Traders work on the floor of The New York Stock Exchange
A trader on the floor of The New York Stock Exchange.
  • The US economy is barreling toward a serious recession, DoubleLine Capital's Jeffrey Sherman says.
  • Sherman predicts an embattled Fed will cut interest rates by a whole percentage point in response.
  • DoubleLine CEO Jeffrey Gundlach has also warned of a recession and a flurry of loan defaults.

The US economy will suffer a severe recession, spurring the Federal Reserve to slash interest rates by a whole percentage point at once, DoubleLine Capital's chief investment officer says.

"A multitude of economic indicators we look at are flashing either warning or recessionary signals," Jeffrey Sherman told Bloomberg. "By the time they cut, it will be 100 basis points."

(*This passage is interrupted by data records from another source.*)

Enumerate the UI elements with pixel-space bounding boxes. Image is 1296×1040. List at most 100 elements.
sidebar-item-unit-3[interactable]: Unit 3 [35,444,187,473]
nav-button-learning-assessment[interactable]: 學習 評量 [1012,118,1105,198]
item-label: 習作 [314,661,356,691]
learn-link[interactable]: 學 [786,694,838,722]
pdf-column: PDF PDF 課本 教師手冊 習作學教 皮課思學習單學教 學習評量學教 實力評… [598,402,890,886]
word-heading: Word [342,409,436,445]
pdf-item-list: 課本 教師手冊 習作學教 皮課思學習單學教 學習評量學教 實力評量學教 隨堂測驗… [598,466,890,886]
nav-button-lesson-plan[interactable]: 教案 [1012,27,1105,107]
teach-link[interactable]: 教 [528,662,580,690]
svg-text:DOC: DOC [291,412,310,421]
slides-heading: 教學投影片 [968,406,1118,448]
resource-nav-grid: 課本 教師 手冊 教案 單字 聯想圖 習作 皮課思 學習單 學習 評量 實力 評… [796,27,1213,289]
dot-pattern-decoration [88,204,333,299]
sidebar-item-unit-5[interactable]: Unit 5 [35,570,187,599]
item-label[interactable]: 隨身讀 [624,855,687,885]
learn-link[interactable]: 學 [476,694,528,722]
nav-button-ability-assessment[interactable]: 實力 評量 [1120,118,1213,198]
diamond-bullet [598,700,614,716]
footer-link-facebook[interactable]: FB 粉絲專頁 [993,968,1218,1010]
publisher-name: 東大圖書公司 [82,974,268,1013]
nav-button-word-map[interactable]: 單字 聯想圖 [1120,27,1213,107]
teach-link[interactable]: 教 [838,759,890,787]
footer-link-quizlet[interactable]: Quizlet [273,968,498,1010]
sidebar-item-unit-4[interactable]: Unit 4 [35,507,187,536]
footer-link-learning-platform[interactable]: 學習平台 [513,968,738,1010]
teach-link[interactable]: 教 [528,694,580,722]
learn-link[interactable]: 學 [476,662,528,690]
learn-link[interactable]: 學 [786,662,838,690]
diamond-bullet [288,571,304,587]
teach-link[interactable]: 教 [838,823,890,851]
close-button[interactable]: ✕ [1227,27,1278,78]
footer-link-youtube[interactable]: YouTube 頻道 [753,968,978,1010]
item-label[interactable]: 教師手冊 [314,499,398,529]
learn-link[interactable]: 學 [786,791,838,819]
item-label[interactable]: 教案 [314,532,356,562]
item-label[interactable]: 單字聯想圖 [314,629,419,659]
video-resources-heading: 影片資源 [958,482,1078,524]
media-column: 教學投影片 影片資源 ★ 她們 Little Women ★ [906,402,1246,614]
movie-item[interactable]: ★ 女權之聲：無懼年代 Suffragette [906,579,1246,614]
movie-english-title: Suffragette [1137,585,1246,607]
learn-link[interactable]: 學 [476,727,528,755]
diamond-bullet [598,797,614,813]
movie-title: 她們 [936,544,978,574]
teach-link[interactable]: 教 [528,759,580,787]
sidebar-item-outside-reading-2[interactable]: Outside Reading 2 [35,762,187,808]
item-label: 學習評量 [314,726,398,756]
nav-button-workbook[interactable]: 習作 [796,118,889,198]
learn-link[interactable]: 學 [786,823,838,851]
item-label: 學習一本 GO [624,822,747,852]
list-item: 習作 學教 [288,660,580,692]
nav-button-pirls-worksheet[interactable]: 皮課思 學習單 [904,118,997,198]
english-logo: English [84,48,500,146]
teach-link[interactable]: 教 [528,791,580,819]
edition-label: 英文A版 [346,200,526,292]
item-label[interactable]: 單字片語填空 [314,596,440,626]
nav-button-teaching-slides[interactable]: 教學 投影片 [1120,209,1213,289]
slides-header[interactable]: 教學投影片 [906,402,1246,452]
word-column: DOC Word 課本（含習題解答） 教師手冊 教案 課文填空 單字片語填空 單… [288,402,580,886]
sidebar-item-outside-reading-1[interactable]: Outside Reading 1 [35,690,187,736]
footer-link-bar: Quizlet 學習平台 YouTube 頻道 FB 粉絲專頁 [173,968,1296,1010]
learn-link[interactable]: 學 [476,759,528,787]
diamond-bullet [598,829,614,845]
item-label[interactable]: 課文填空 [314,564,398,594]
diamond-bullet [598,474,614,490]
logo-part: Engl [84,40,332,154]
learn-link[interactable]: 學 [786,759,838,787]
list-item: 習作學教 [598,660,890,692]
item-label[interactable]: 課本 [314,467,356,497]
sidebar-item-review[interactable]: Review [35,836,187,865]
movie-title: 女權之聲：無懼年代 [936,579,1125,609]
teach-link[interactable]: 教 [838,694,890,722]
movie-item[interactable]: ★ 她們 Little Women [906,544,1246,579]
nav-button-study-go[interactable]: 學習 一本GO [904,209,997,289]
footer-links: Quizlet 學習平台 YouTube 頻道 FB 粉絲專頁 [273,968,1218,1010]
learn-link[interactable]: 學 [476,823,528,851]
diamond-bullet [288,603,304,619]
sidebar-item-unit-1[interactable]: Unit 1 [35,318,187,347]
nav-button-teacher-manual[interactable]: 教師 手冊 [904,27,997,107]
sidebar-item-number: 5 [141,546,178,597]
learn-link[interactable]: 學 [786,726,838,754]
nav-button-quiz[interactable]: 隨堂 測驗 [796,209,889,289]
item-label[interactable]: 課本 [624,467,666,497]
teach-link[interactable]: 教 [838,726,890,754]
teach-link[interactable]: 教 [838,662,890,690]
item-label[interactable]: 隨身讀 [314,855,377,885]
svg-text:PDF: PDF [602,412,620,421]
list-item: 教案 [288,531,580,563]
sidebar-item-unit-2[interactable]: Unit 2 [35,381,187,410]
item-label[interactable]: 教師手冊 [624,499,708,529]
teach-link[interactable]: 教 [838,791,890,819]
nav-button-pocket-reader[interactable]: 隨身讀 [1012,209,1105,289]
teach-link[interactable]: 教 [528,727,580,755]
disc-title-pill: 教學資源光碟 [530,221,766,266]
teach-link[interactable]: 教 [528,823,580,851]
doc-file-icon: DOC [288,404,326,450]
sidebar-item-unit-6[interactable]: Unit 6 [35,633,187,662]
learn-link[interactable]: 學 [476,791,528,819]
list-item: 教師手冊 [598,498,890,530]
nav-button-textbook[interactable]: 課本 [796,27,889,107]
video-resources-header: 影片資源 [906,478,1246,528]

Sherman singled out the inverted yield curve, a reliable predictor of past recessions. Short-dated US Treasuries are currently paying higher yields than long-dated ones, signaling investors expect the Fed to cut rates in the next few years — which the central bank typically does during economic downturns.

"The bond market is telling the Fed that they've overtightened and they will have to cut rates," Sherman said. He predicted that policymakers would be slow to act, and eventually opt to reduce rates by 100 basis points in one go to pull the economy out of the doldrums.

Sherman added that a recession was likely to hit in another 12 to 18 months, and disclosed that he's betting on long-dated government bonds. He's also purchased shorter-maturity, investment-grade corporate bonds as they offer sizeable yields, and he sees little risk of imminent defaults, he said.

However, Sherman noted an increasing percentage of companies are failing to repay their variable-rate loans, due to the Fed hiking borrowing costs from almost zero to over 5% since last spring. If that trend continues, it could indicate a recession is looming, he said.

"I think one signal to watch now is the rising default rate within the loan market," Sherman noted.

DoubleLine's billionaire CEO, Jeffrey Gundlach, has been sounding the recession alarm for several months. The fixed-income guru, whose nickname is the "Bond King," has also predicted pain for stocks, a wave of loan defaults, stubborn inflation, and significant rate cuts by the Fed.